In the days of pen and paper collection, data was something to collect, transcribe, and stuff into a file cabinet to be stored for a minimum of 5 years (lest those auditors come knocking). With advances in digital data capture — through all methods including forms software, spreadsheets, or sensors — many organizations aren’t rethinking their processes and thus, haven’t come much further. The only difference is that the file cabinet’s been replaced with an Access database (or gasp a 10 year old spreadsheet!).
Many organizations collect troves of legacy data in their operations, or at least as much as they can justify the cost in collecting. But because data management is a complicated domain in and of itself, often times the same data is re-collected over and over, with all cost and no benefit. Once data makes its way into corporate systems somewhere after its initial use, it’s forgotten and left on the virtual shelf.
Data is your company’s memory. It’s the living, institutional knowledge you’ve invested in over years or decades of doing business, full of latent value.
But there are a number of challenges that stand in the way when trying to make use of historical data:
If you give consideration to these issues up-front as you’re designing a data collection workflow, you’ll make your life much simpler down the road when your future colleagues are trying to leverage historical data assets.
Let’s dive deeper on each of these issues.
I call this the “Lotus 1-2-3” problem, which happens whenever data is stored in a format that dies off and loses tool compatibility1. Imagine the staggering amount of historical corporate data locked up in formats that no one can open anymore. This is one area where paper can be an advantage: if stored properly, you can always open the file.

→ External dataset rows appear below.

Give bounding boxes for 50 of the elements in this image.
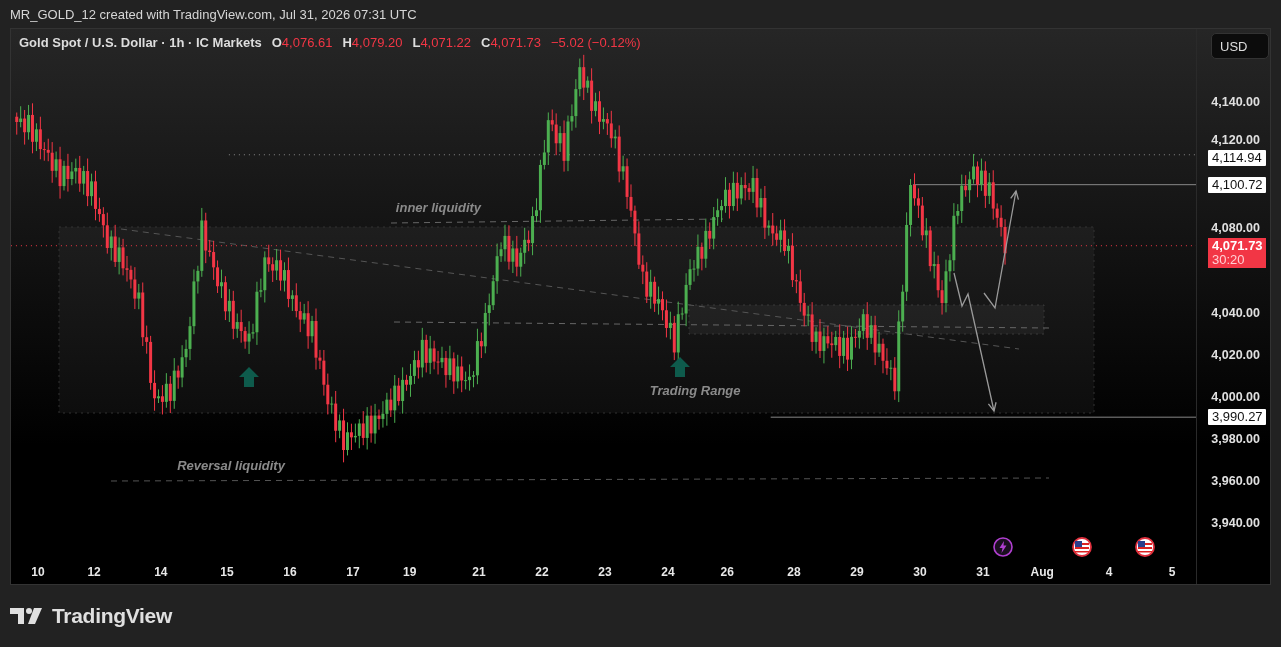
price-label: 4,020.00	[1211, 348, 1260, 362]
date-label: 22	[535, 565, 549, 579]
up-arrow-icon	[670, 357, 690, 377]
price-tag: 3,990.27	[1208, 409, 1266, 426]
currency-button[interactable]: USD	[1211, 33, 1269, 59]
price-label: 4,140.00	[1211, 95, 1260, 109]
annotation-label: Trading Range	[649, 382, 741, 398]
ohlc-value: O4,076.61	[271, 35, 333, 50]
date-label: 30	[913, 565, 927, 579]
price-change: −5.02 (−0.12%)	[551, 35, 641, 50]
flag-icon[interactable]	[1072, 537, 1092, 557]
price-label: 4,120.00	[1211, 133, 1260, 147]
date-label: 5	[1168, 565, 1176, 579]
price-label: 4,000.00	[1211, 390, 1260, 404]
up-arrow-icon	[239, 367, 259, 387]
date-label: 26	[720, 565, 734, 579]
date-label: 17	[346, 565, 360, 579]
date-label: 28	[787, 565, 801, 579]
date-label: 15	[220, 565, 234, 579]
lightning-icon[interactable]	[993, 537, 1013, 557]
price-tag: 4,100.72	[1208, 176, 1266, 193]
current-price: 4,071.73	[1212, 238, 1262, 253]
ohlc-value: L4,071.22	[412, 35, 471, 50]
flag-icon[interactable]	[1135, 537, 1155, 557]
annotation-label: Reversal liquidity	[177, 457, 285, 473]
date-label: 10	[31, 565, 45, 579]
date-label: 14	[154, 565, 168, 579]
price-tag: 4,114.94	[1208, 149, 1266, 166]
symbol-title: Gold Spot / U.S. Dollar · 1h · IC Markets	[19, 35, 262, 50]
date-label: 29	[850, 565, 864, 579]
price-label: 3,940.00	[1211, 516, 1260, 530]
ohlc-value: C4,071.73	[481, 35, 541, 50]
price-label: 4,040.00	[1211, 306, 1260, 319]
price-label: 3,980.00	[1211, 432, 1260, 446]
date-label: 31	[976, 565, 990, 579]
price-label: 4,080.00	[1211, 221, 1260, 235]
annotation-label: inner liquidity	[395, 199, 482, 215]
date-label: 16	[283, 565, 297, 579]
price-label: 3,960.00	[1211, 474, 1260, 488]
logo-text: TradingView	[52, 604, 172, 628]
date-label: Aug	[1030, 565, 1054, 579]
date-label: 21	[472, 565, 486, 579]
date-label: 23	[598, 565, 612, 579]
date-label: 4	[1105, 565, 1113, 579]
countdown-timer: 30:20	[1212, 252, 1245, 267]
date-label: 19	[403, 565, 417, 579]
date-label: 12	[87, 565, 101, 579]
date-label: 24	[661, 565, 675, 579]
ohlc-value: H4,079.20	[342, 35, 403, 50]
chart-caption: MR_GOLD_12 created with TradingView.com, Jul 31, 2026 07:31 UTC	[10, 5, 418, 24]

Of course there’s no way to know the future potential of a data format on the day you select it as your format of choice. We don’t have the luxury of that kind of hindsight. I’m sure no one would’ve selected Lotus’s .123 format back in ‘93 had they known that Excel would come to dominate the world of spreadsheets. Look for well-supported open standards like CSV or JSON for long term archival. Another good practice is to revisit your data archives as a general “hygiene” practice every few years. Are your old files still usable? The faster you can convert dead formats into something more future-proof, the better.

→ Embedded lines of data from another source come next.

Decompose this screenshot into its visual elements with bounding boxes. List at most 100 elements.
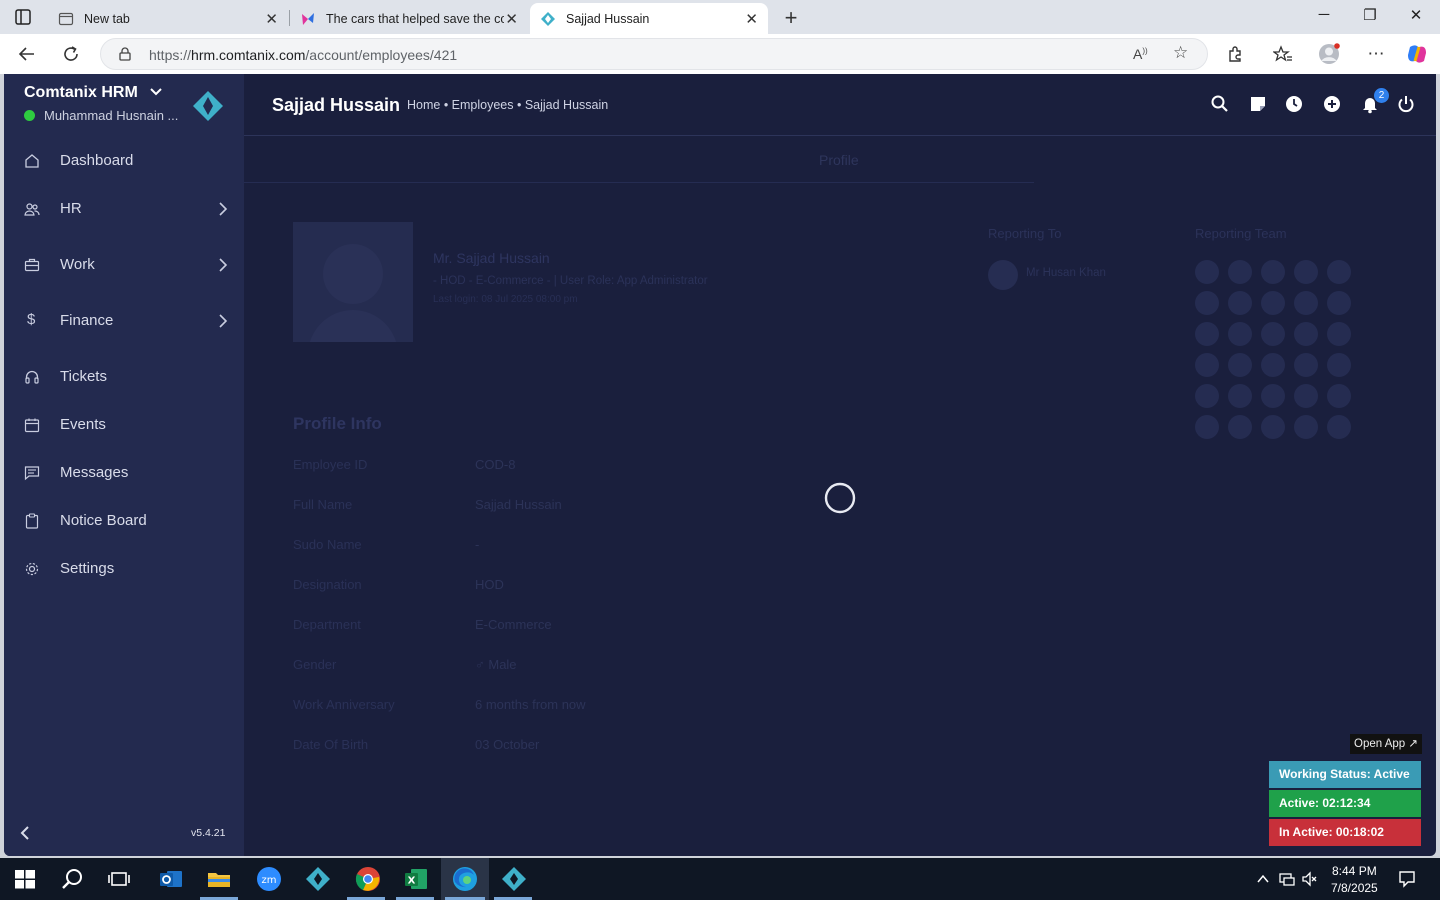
close-tab-icon[interactable]: ✕ — [265, 10, 278, 28]
team-member-avatar[interactable] — [1261, 353, 1285, 377]
network-icon[interactable] — [1279, 871, 1295, 887]
team-member-avatar[interactable] — [1228, 322, 1252, 346]
sidebar-item-notice-board[interactable]: Notice Board — [4, 501, 244, 541]
favorites-icon[interactable] — [1272, 43, 1294, 65]
refresh-icon[interactable] — [60, 43, 82, 65]
sidebar-item-dashboard[interactable]: Dashboard — [4, 141, 244, 181]
team-member-avatar[interactable] — [1195, 291, 1219, 315]
team-member-avatar[interactable] — [1195, 353, 1219, 377]
tab-profile[interactable]: Profile — [819, 152, 859, 168]
sidebar-item-tickets[interactable]: Tickets — [4, 357, 244, 397]
search-icon[interactable] — [60, 866, 86, 892]
browser-tab-active[interactable]: Sajjad Hussain ✕ — [530, 3, 768, 34]
sidebar-item-label: Events — [60, 416, 106, 433]
reporting-to-name[interactable]: Mr Husan Khan — [1026, 267, 1106, 279]
team-member-avatar[interactable] — [1195, 384, 1219, 408]
notification-center-icon[interactable] — [1398, 870, 1416, 888]
add-circle-icon[interactable] — [1322, 94, 1342, 114]
extensions-icon[interactable] — [1224, 43, 1246, 65]
brand-switcher[interactable]: Comtanix HRM — [24, 84, 162, 102]
read-aloud-icon[interactable]: A)) — [1133, 46, 1148, 62]
chrome-icon[interactable] — [355, 866, 381, 892]
team-member-avatar[interactable] — [1228, 384, 1252, 408]
minimize-icon[interactable]: ─ — [1314, 6, 1334, 23]
sidebar-item-messages[interactable]: Messages — [4, 453, 244, 493]
profile-avatar[interactable] — [1318, 43, 1340, 65]
team-member-avatar[interactable] — [1327, 384, 1351, 408]
team-member-avatar[interactable] — [1294, 322, 1318, 346]
sidebar-item-hr[interactable]: HR — [4, 189, 244, 229]
show-hidden-icons-icon[interactable] — [1255, 871, 1271, 887]
breadcrumb[interactable]: Home • Employees • Sajjad Hussain — [407, 98, 608, 112]
team-member-avatar[interactable] — [1261, 415, 1285, 439]
excel-icon[interactable]: X — [403, 866, 429, 892]
sidebar-item-finance[interactable]: $ Finance — [4, 301, 244, 341]
team-member-avatar[interactable] — [1327, 322, 1351, 346]
team-member-avatar[interactable] — [1327, 415, 1351, 439]
team-member-avatar[interactable] — [1327, 353, 1351, 377]
favorite-star-icon[interactable]: ☆ — [1173, 43, 1188, 63]
sidebar-item-label: Notice Board — [60, 512, 147, 529]
new-tab-button[interactable]: + — [780, 5, 802, 31]
team-member-avatar[interactable] — [1294, 260, 1318, 284]
current-user[interactable]: Muhammad Husnain ... — [24, 108, 178, 123]
sidebar-item-settings[interactable]: Settings — [4, 549, 244, 589]
team-member-avatar[interactable] — [1327, 291, 1351, 315]
team-member-avatar[interactable] — [1294, 291, 1318, 315]
team-member-avatar[interactable] — [1228, 415, 1252, 439]
clock-date: 7/8/2025 — [1331, 881, 1378, 895]
site-info-icon[interactable] — [117, 46, 133, 62]
notes-icon[interactable] — [1248, 94, 1268, 114]
team-member-avatar[interactable] — [1228, 291, 1252, 315]
collapse-sidebar-icon[interactable] — [18, 824, 32, 842]
team-member-avatar[interactable] — [1294, 415, 1318, 439]
browser-tab-article[interactable]: The cars that helped save the cor ✕ — [290, 3, 528, 34]
open-app-button[interactable]: Open App ↗ — [1350, 734, 1422, 754]
message-icon — [24, 466, 40, 481]
address-bar[interactable]: https://hrm.comtanix.com/account/employe… — [100, 38, 1208, 70]
team-member-avatar[interactable] — [1195, 260, 1219, 284]
more-options-icon[interactable]: ⋯ — [1365, 43, 1387, 65]
team-member-avatar[interactable] — [1327, 260, 1351, 284]
sidebar-item-events[interactable]: Events — [4, 405, 244, 445]
clock-time: 8:44 PM — [1332, 864, 1377, 878]
window-close-icon[interactable]: ✕ — [1406, 6, 1426, 24]
employee-role: - HOD - E-Commerce - | User Role: App Ad… — [433, 275, 708, 287]
copilot-icon[interactable] — [1406, 43, 1428, 65]
newtab-favicon-icon — [58, 12, 74, 25]
team-member-avatar[interactable] — [1261, 322, 1285, 346]
power-icon[interactable] — [1396, 94, 1416, 114]
back-icon[interactable] — [16, 43, 38, 65]
comtanix-app-icon[interactable] — [501, 866, 527, 892]
team-member-avatar[interactable] — [1195, 415, 1219, 439]
close-tab-icon[interactable]: ✕ — [745, 10, 758, 28]
system-clock[interactable]: 8:44 PM 7/8/2025 — [1331, 863, 1378, 897]
search-icon[interactable] — [1210, 94, 1230, 114]
team-member-avatar[interactable] — [1228, 260, 1252, 284]
task-view-icon[interactable] — [106, 866, 132, 892]
team-member-avatar[interactable] — [1294, 384, 1318, 408]
volume-muted-icon[interactable] — [1302, 871, 1318, 887]
windows-start-icon[interactable] — [12, 866, 38, 892]
edge-icon[interactable] — [452, 866, 478, 892]
sidebar-item-work[interactable]: Work — [4, 245, 244, 285]
browser-toolbar: https://hrm.comtanix.com/account/employe… — [0, 34, 1440, 74]
team-member-avatar[interactable] — [1261, 384, 1285, 408]
current-user-name: Muhammad Husnain ... — [44, 108, 179, 123]
team-member-avatar[interactable] — [1261, 291, 1285, 315]
team-member-avatar[interactable] — [1228, 353, 1252, 377]
close-tab-icon[interactable]: ✕ — [505, 10, 518, 28]
page-title: Sajjad Hussain — [272, 95, 401, 115]
team-member-avatar[interactable] — [1195, 322, 1219, 346]
reporting-to-avatar[interactable] — [988, 260, 1018, 290]
restore-icon[interactable]: ❐ — [1360, 6, 1380, 24]
outlook-icon[interactable] — [158, 866, 184, 892]
clock-icon[interactable] — [1284, 94, 1304, 114]
zoom-icon[interactable]: zm — [256, 866, 282, 892]
comtanix-app-icon[interactable] — [305, 866, 331, 892]
browser-tab-newtab[interactable]: New tab ✕ — [48, 3, 288, 34]
file-explorer-icon[interactable] — [206, 866, 232, 892]
tab-actions-icon[interactable] — [14, 8, 32, 26]
team-member-avatar[interactable] — [1294, 353, 1318, 377]
team-member-avatar[interactable] — [1261, 260, 1285, 284]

This is one of the most important issues when it comes to using archives of historical data. Presuming a user can open files of 10 year old data because you’ve stored it effectively in open formats — is the data somewhere that staff can get it? Is it published somewhere in a shared workspace for easy access? Most often data isn’t squirreled away in a hard-to-reach place intentionally. It’s often done for the sake of organization, cleanliness, or savings on storage.
Anyone that works frequently with data has heard of “data silos”, which arise when data is holed up in a place where it doesn’t get shared, only accessible by individual departments or groups. Avoiding this issue can also involve internal corporate policy shifts or revisiting your data security policies. In larger organizations I’ve worked in, however, the tendency is toward over-securing data to the point of uselessness. In some cases it might as well be deleted since it’s effectively invisible to the entire company. This is a mistake and a waste of large past investments in collecting that data in the first place.

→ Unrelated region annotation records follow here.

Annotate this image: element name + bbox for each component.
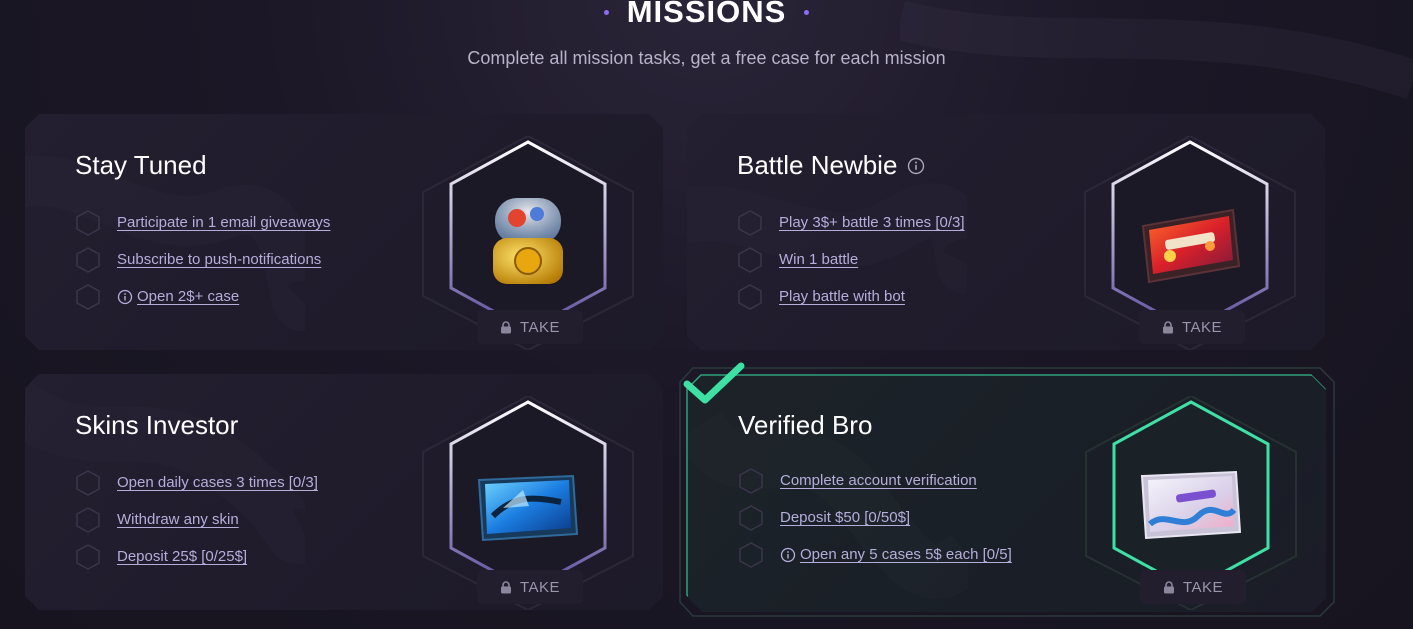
- reward-case: TAKE: [419, 136, 637, 350]
- mission-task: Complete account verification: [738, 462, 1012, 499]
- task-status-hex-icon: [76, 246, 100, 273]
- task-status-hex-icon: [76, 506, 100, 533]
- page-subtitle: Complete all mission tasks, get a free c…: [467, 48, 946, 68]
- task-link[interactable]: Deposit 25$ [0/25$]: [117, 548, 247, 565]
- lock-icon: [1163, 580, 1174, 593]
- task-status-hex-icon: [739, 541, 763, 568]
- mission-task: Win 1 battle: [737, 241, 965, 278]
- info-icon[interactable]: [780, 547, 796, 563]
- task-status-hex-icon: [76, 469, 100, 496]
- take-button[interactable]: TAKE: [1139, 310, 1245, 344]
- mission-task: Subscribe to push-notifications: [75, 241, 330, 278]
- lock-icon: [500, 320, 511, 333]
- reward-case: TAKE: [1081, 136, 1299, 350]
- task-status-hex-icon: [76, 209, 100, 236]
- title-dot-right: [804, 9, 810, 15]
- task-status-hex-icon: [76, 283, 100, 310]
- info-icon[interactable]: [117, 289, 133, 305]
- lock-icon: [1162, 320, 1173, 333]
- mission-task-list: Open daily cases 3 times [0/3] Withdraw …: [75, 464, 318, 575]
- completed-check-icon: [683, 362, 745, 404]
- lock-icon: [500, 580, 511, 593]
- task-status-hex-icon: [739, 504, 763, 531]
- mission-title: Verified Bro: [738, 410, 873, 440]
- mission-task: Withdraw any skin: [75, 501, 318, 538]
- white-wave-weapon-case-image: [1140, 470, 1242, 540]
- task-link[interactable]: Withdraw any skin: [117, 511, 239, 528]
- mission-task: Deposit $50 [0/50$]: [738, 499, 1012, 536]
- fire-weapon-case-image: [1141, 208, 1241, 284]
- take-button[interactable]: TAKE: [477, 310, 583, 344]
- task-link[interactable]: Open daily cases 3 times [0/3]: [117, 474, 318, 491]
- mission-card-skins-investor: Skins Investor Open daily cases 3 times …: [25, 374, 663, 610]
- mission-card-verified-bro: Verified Bro Complete account verificati…: [688, 376, 1326, 612]
- mission-task-list: Participate in 1 email giveaways Subscri…: [75, 204, 330, 315]
- title-dot-left: [603, 9, 609, 15]
- task-link[interactable]: Participate in 1 email giveaways: [117, 214, 330, 231]
- task-status-hex-icon: [738, 209, 762, 236]
- mission-task: Play 3$+ battle 3 times [0/3]: [737, 204, 965, 241]
- task-link[interactable]: Open 2$+ case: [117, 288, 239, 305]
- task-link[interactable]: Play 3$+ battle 3 times [0/3]: [779, 214, 965, 231]
- mission-card-battle-newbie: Battle Newbie Play 3$+ battle 3 times [0…: [687, 114, 1325, 350]
- take-button[interactable]: TAKE: [477, 570, 583, 604]
- page-title: MISSIONS: [626, 0, 787, 29]
- mission-task-list: Play 3$+ battle 3 times [0/3] Win 1 batt…: [737, 204, 965, 315]
- task-link[interactable]: Complete account verification: [780, 472, 977, 489]
- mission-card-stay-tuned: Stay Tuned Participate in 1 email giveaw…: [25, 114, 663, 350]
- golden-capsule-case-image: [493, 198, 563, 284]
- mission-task: Deposit 25$ [0/25$]: [75, 538, 318, 575]
- task-status-hex-icon: [738, 283, 762, 310]
- mission-title: Skins Investor: [75, 410, 239, 440]
- reward-case: TAKE: [1082, 396, 1300, 610]
- task-link[interactable]: Deposit $50 [0/50$]: [780, 509, 910, 526]
- mission-task: Open any 5 cases 5$ each [0/5]: [738, 536, 1012, 573]
- reward-case: TAKE: [419, 396, 637, 610]
- mission-task: Play battle with bot: [737, 278, 965, 315]
- mission-task-list: Complete account verification Deposit $5…: [738, 462, 1012, 573]
- mission-task: Open daily cases 3 times [0/3]: [75, 464, 318, 501]
- task-link[interactable]: Open any 5 cases 5$ each [0/5]: [780, 546, 1012, 563]
- mission-task: Participate in 1 email giveaways: [75, 204, 330, 241]
- task-link[interactable]: Subscribe to push-notifications: [117, 251, 321, 268]
- mission-title: Stay Tuned: [75, 150, 207, 180]
- take-button[interactable]: TAKE: [1140, 570, 1246, 604]
- mission-task: Open 2$+ case: [75, 278, 330, 315]
- task-link[interactable]: Win 1 battle: [779, 251, 858, 268]
- task-status-hex-icon: [738, 246, 762, 273]
- task-link[interactable]: Play battle with bot: [779, 288, 905, 305]
- blue-shark-weapon-case-image: [477, 474, 579, 542]
- task-status-hex-icon: [739, 467, 763, 494]
- mission-title: Battle Newbie: [737, 150, 925, 181]
- info-icon[interactable]: [907, 157, 925, 175]
- task-status-hex-icon: [76, 543, 100, 570]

Look for publishing tools that make your data easy to get to without sacrificing controls over access and security. But resist the urge to continuously wall off past data from your team.
Now, assuming your data is in a useful format and it’s easily accessible, you’re almost there. When working with years of historical records it can be difficult to extract the valuable bits of information, but that’s often because the first two challenges (compatibility and accessibility) have already been standing in your way. If your data collection process is built around your data as an evergreen asset rather than a single-purpose resource, it becomes much easier to think of areas where a dataset could be useful 5 or 6 years down the road.
For instance, if your data collection process includes documenting inspections with thorough before-and-after photographs, those could be indispensable in the event of a dispute or a future issue in years time. With ease of access and an open format, it could take two clicks to resolve a potentially thorny issue with a past client. That is if you’ve planned your process around your data becoming a valuable corporate resource.
A quick story to demonstrate these practices:
I’m currently working with a construction company on re-roofing my house, and they’ve been in business for 50+ years. Over that time span, they’ve performed site visits and accurately measured so many roofs in the area that when they get calls for quotes, they often can pull a file from 35 years ago when they went out and measured a property. That simple case is an excellent example of realizing latent value in a prior investment in data: if they didn’t organize, archive, and store that information effectively, they’d be redoing field visits every week. Though they aren’t digital with most of their process, they’ve nailed a workflow that works for them. They use formats that work, make that data accessible to their people, and know exactly what information they’ll find useful over the long term.
Data has value beyond its immediate use case, but you have to consider this up front. Design sustainable workflows that allow you to continuously update data, and make use of archival data over time. You’ve spent a lot to create it, you should be leveraging it to its fullest extent.